Bad things…..the increased onus means I am forever double checking myself which I did before but so much more now. It's also hard for people, occasionally, to take you seriously when you look so young, but this is often mitigated when you start talking about the stuff you really do on a day-to-day basis. People expect you to be a leader at all times, especially the management aspect of things, which takes time, especially when the business manager is asking you multiple questions about RTT (referral to treatment).1If you have immense work colleagues, the job is fine – someone to lean on, consult and help you through the difficult parts. Most difficult is that invisible blanket that the decision starts and finishes with you!
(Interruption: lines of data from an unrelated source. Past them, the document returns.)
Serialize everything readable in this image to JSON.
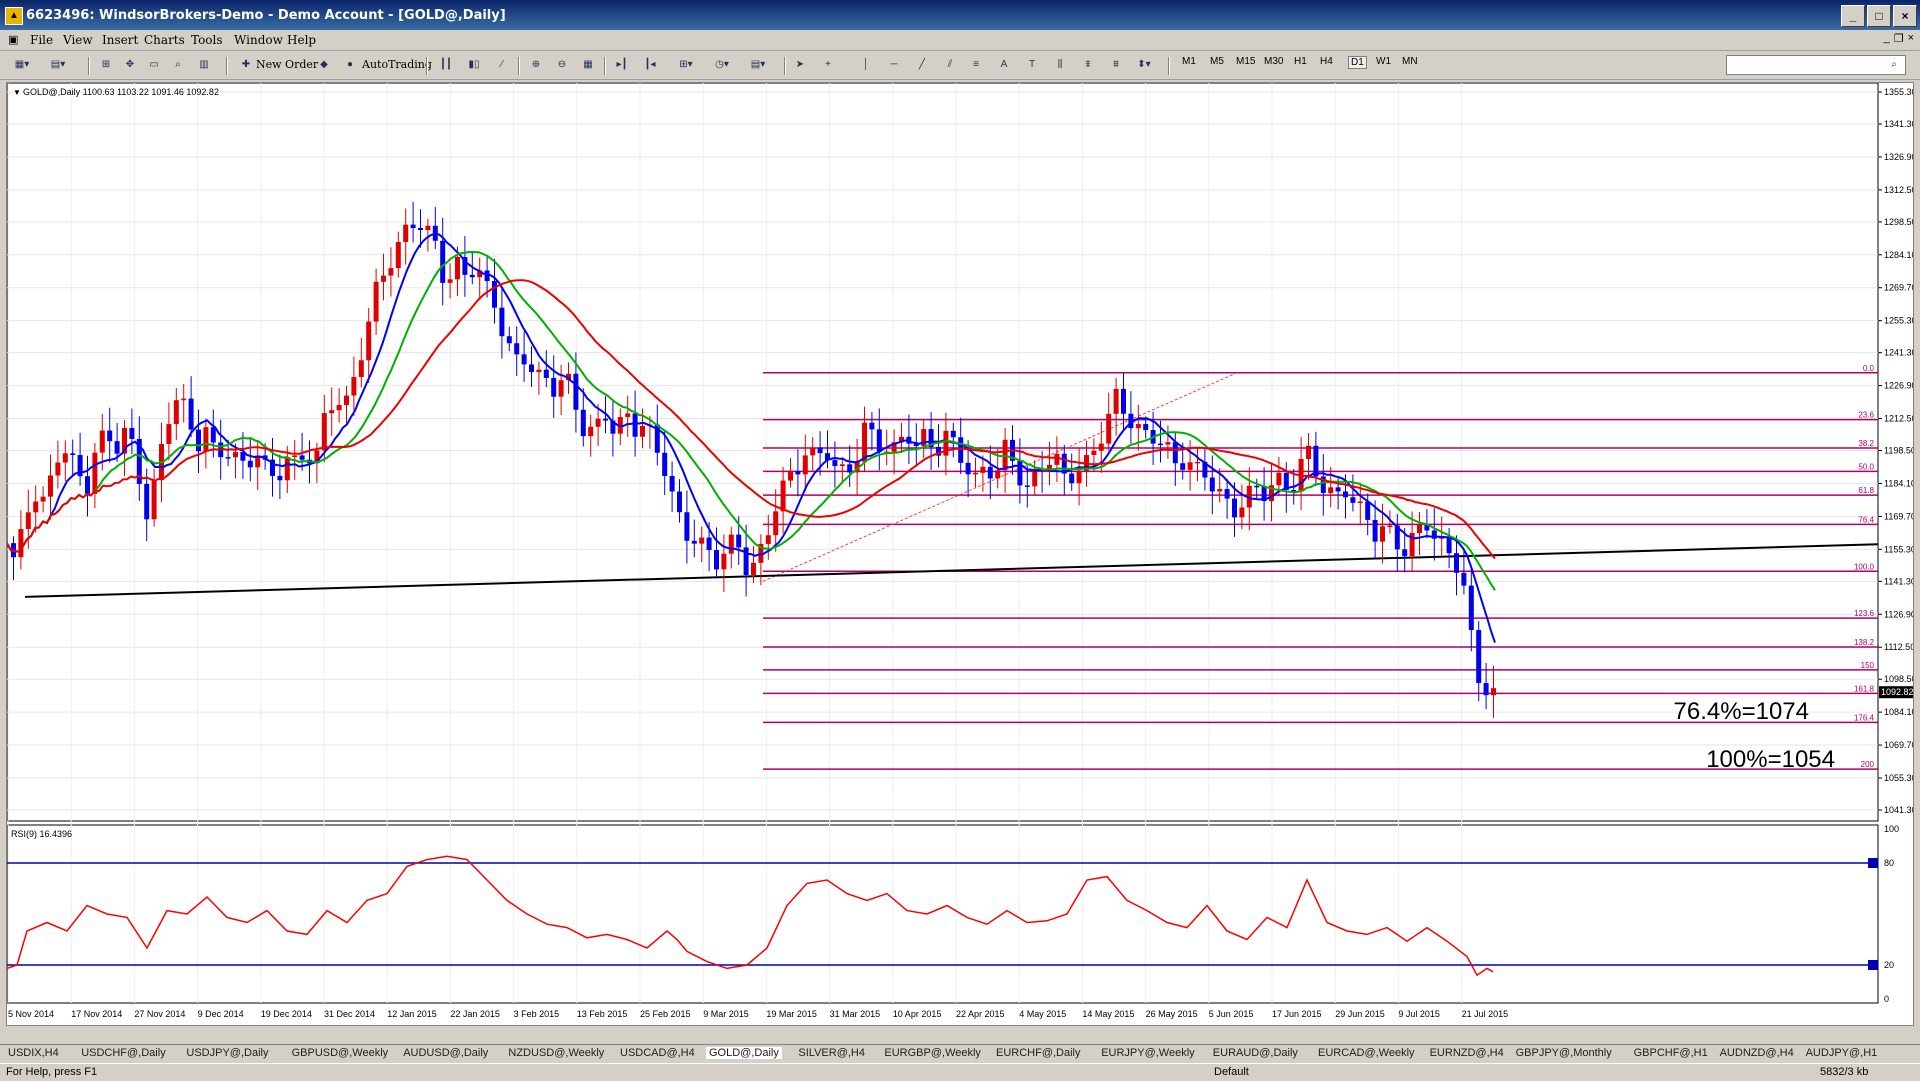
{
  "window": {
    "title": "6623496: WindsorBrokers-Demo - Demo Account - [GOLD@,Daily]"
  },
  "menu": [
    "File",
    "View",
    "Insert",
    "Charts",
    "Tools",
    "Window",
    "Help"
  ],
  "toolbar": {
    "new_order": "New Order",
    "autotrading": "AutoTrading",
    "timeframes": [
      "M1",
      "M5",
      "M15",
      "M30",
      "H1",
      "H4",
      "D1",
      "W1",
      "MN"
    ]
  },
  "chart": {
    "info": "GOLD@,Daily  1100.63 1103.22 1091.46 1092.82",
    "current_price": "1092.82",
    "price_ticks": [
      "1355.30",
      "1341.30",
      "1326.90",
      "1312.50",
      "1298.50",
      "1284.10",
      "1269.70",
      "1255.30",
      "1241.30",
      "1226.90",
      "1212.50",
      "1198.50",
      "1184.10",
      "1169.70",
      "1155.30",
      "1141.30",
      "1126.90",
      "1112.50",
      "1098.50",
      "1084.10",
      "1069.70",
      "1055.30",
      "1041.30"
    ],
    "date_ticks": [
      "5 Nov 2014",
      "17 Nov 2014",
      "27 Nov 2014",
      "9 Dec 2014",
      "19 Dec 2014",
      "31 Dec 2014",
      "12 Jan 2015",
      "22 Jan 2015",
      "3 Feb 2015",
      "13 Feb 2015",
      "25 Feb 2015",
      "9 Mar 2015",
      "19 Mar 2015",
      "31 Mar 2015",
      "10 Apr 2015",
      "22 Apr 2015",
      "4 May 2015",
      "14 May 2015",
      "26 May 2015",
      "5 Jun 2015",
      "17 Jun 2015",
      "29 Jun 2015",
      "9 Jul 2015",
      "21 Jul 2015"
    ],
    "fib_levels": [
      "0.0",
      "23.6",
      "38.2",
      "50.0",
      "61.8",
      "76.4",
      "100.0",
      "123.6",
      "138.2",
      "150",
      "161.8",
      "176.4",
      "200"
    ],
    "annotation_1": "76.4%=1074",
    "annotation_2": "100%=1054",
    "colors": {
      "bull": "#e00000",
      "bear": "#0000ee",
      "ma_fast": "#0000ff",
      "ma_mid": "#00b000",
      "ma_slow": "#ee0000",
      "fib": "#b0006a",
      "rsi": "#ff0000",
      "rsi_levels": "#0000b0"
    }
  },
  "rsi": {
    "label": "RSI(9) 16.4396",
    "ticks": [
      "100",
      "80",
      "20",
      "0"
    ]
  },
  "tabs": [
    "USDIX,H4",
    "USDCHF@,Daily",
    "USDJPY@,Daily",
    "GBPUSD@,Weekly",
    "AUDUSD@,Daily",
    "NZDUSD@,Weekly",
    "USDCAD@,H4",
    "GOLD@,Daily",
    "SILVER@,H4",
    "EURGBP@,Weekly",
    "EURCHF@,Daily",
    "EURJPY@,Weekly",
    "EURAUD@,Daily",
    "EURCAD@,Weekly",
    "EURNZD@,H4",
    "GBPJPY@,Monthly",
    "GBPCHF@,H1",
    "AUDNZD@,H4",
    "AUDJPY@,H1"
  ],
  "status": {
    "help": "For Help, press F1",
    "profile": "Default",
    "traffic": "5832/3 kb"
  }
}
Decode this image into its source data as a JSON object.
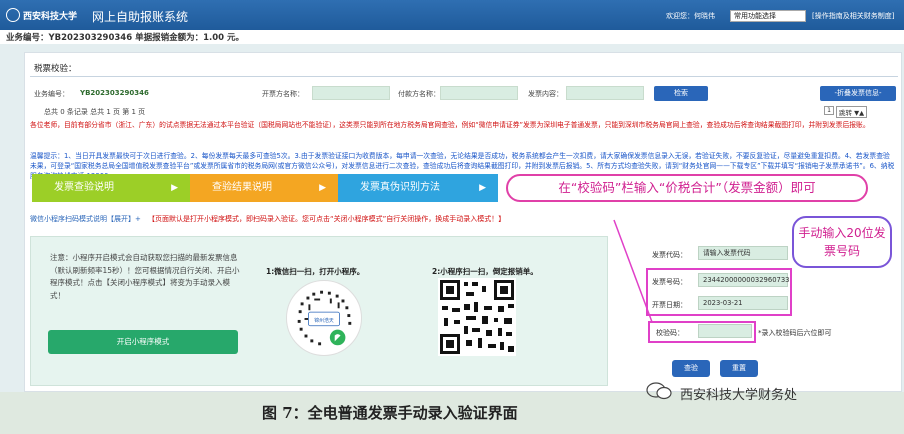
{
  "header": {
    "logo_text": "西安科技大学",
    "system_name": "网上自助报账系统",
    "welcome": "欢迎您：何晓伟",
    "func_select": "常用功能选择",
    "help_link": "[操作指南及相关财务制度]"
  },
  "biz": {
    "label": "业务编号：YB202303290346   单据报销金额为：1.00 元。"
  },
  "panel": {
    "title": "税票校验：",
    "biz_no_label": "业务编号：",
    "biz_no_value": "YB202303290346",
    "issuer_label": "开票方名称：",
    "payer_label": "付款方名称：",
    "content_label": "发票内容：",
    "query_btn": "检索",
    "reset_btn": "-折叠发票信息-",
    "stats": "总共 0   条记录 总共 1 页   第 1 页",
    "page_input": "1",
    "page_go": "跳转 ▼▲"
  },
  "notice": {
    "red": "各位老师，目前有部分省市（浙江、广东）的试点票据无法通过本平台验证（国税局网站也不能验证），这类票只能到所在地方税务局官网查验，例如“微信申请证券”发票为深圳电子普通发票，只能到深圳市税务局官网上查验，查验成功后将查询结果截图打印，并附到发票后报账。",
    "blue": "温馨提示：1、当日开具发票最快可于次日进行查验。2、每份发票每天最多可查验5次。3.由于发票验证接口为收费版本，每申请一次查验，无论结果是否成功，税务系统都会产生一次扣费，请大家确保发票信息录入无误，若验证失败，不要反复验证，尽量避免重复扣费。4、若发票查验未果，可登录“国家税务总局全国增值税发票查验平台”或发票所属省市的税务局网(或官方微信公众号)，对发票信息进行二次查验，查验成功后将查询结果截图打印，并附到发票后报销。5、所有方式均查验失败，请到“财务处官网——下载专区”下载并填写“报销电子发票承诺书”。6、纳税服务咨询热线电话:12366。"
  },
  "tabs": [
    {
      "label": "发票查验说明"
    },
    {
      "label": "查验结果说明"
    },
    {
      "label": "发票真伪识别方法"
    }
  ],
  "callout1": "在“校验码”栏输入“价税合计”（发票金额）即可",
  "mini": {
    "title": "微信小程序扫码模式说明【展开】+",
    "warn": "【页面默认是打开小程序模式，即扫码录入验证。您可点击“关闭小程序模式”自行关闭操作，换成手动录入模式！】",
    "note": "注意：小程序开启模式会自动获取您扫描的最新发票信息（默认刷新频率15秒）！您可根据情况自行关闭、开启小程序模式！点击【关闭小程序模式】将变为手动录入模式！",
    "button": "开启小程序模式",
    "step1": "1:微信扫一扫，打开小程序。",
    "step2": "2:小程序扫一扫，倒定报销单。",
    "qr1_text": "锦州浩天"
  },
  "form": {
    "code_label": "发票代码：",
    "code_value": "请输入发票代码",
    "number_label": "发票号码：",
    "number_value": "23442000000032960733",
    "date_label": "开票日期：",
    "date_value": "2023-03-21",
    "check_label": "校验码：",
    "check_hint": "*录入校验码后六位即可",
    "check_btn": "查验",
    "reset_btn": "重置"
  },
  "callout2": "手动输入20位发票号码",
  "caption": "图 7：全电普通发票手动录入验证界面",
  "watermark": "西安科技大学财务处",
  "colors": {
    "header": "#1f5b9b",
    "tab1": "#9ccf27",
    "tab2": "#f4a622",
    "tab3": "#2fa4df",
    "highlight": "#e040c8"
  }
}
Consultant 1 year post ISFE, South England

Good things

  • Actually doing the job you've trained for for over 14 years.
  • Ultimately being responsible for helping/treating the patients with the most complex needs in your specialty.
  • Working with colleagues you respect, both personally and clinically, in a unit providing high quality teaching/training/treatment/research.
  • Being able to develop your unit and region to best serve the needs of the population you serve.
  • Having the experience and (finally!) clout to make changes/improvements within the department where you work.
  • Bad things

  • Uncertainty over new consultant contract.
  • Uncertainty over orthognathic work/orthodontic future in NHS. When the current NHS orthognathic pilot scheme describes the treatment as ‘low priority’ 8 times in the one document, it belittles the needs of our patients and our role as orthodontic consultants providing care for those with the most severe malocclusions/dentofacial deformities.
  • Difficulty in attaining a job in the region you trained.
  • Being tied to the region you trained and balancing a young family with a partner who is going through StR training is difficult when the closest vacant post is over one and a half hours drive away.
  • Wanting to develop a research interest but struggling to find an outlet. Consultant 2 years post ISFE, North England.
  • I hope this gives you a reasonably honest appraisal of how things are as a newly appointed consultant. The NHS is in a constant state of flux and it can, at times, be very difficult to see how to navigate this. My final words of advice for any budding consultant, in any specialty, are as follows; if in doubt, stick to the basics and your first principles. Be slow to judge and take time to obtain all the facts before committing to anything. If you are really stuck on a patient problem and advice is hard to come by, ask yourself how you would like to be treated in this situation.

    Decide upon a plan, get your head down and put it into action. Don't worry about what others will say (or think), but always have a few close confidents you can call on for those times when we all need a little help.

    It is a roller-coaster ride and as things stand nobody seems to know exactly where we are going. However, quality care should see you through. GOOD LUCK!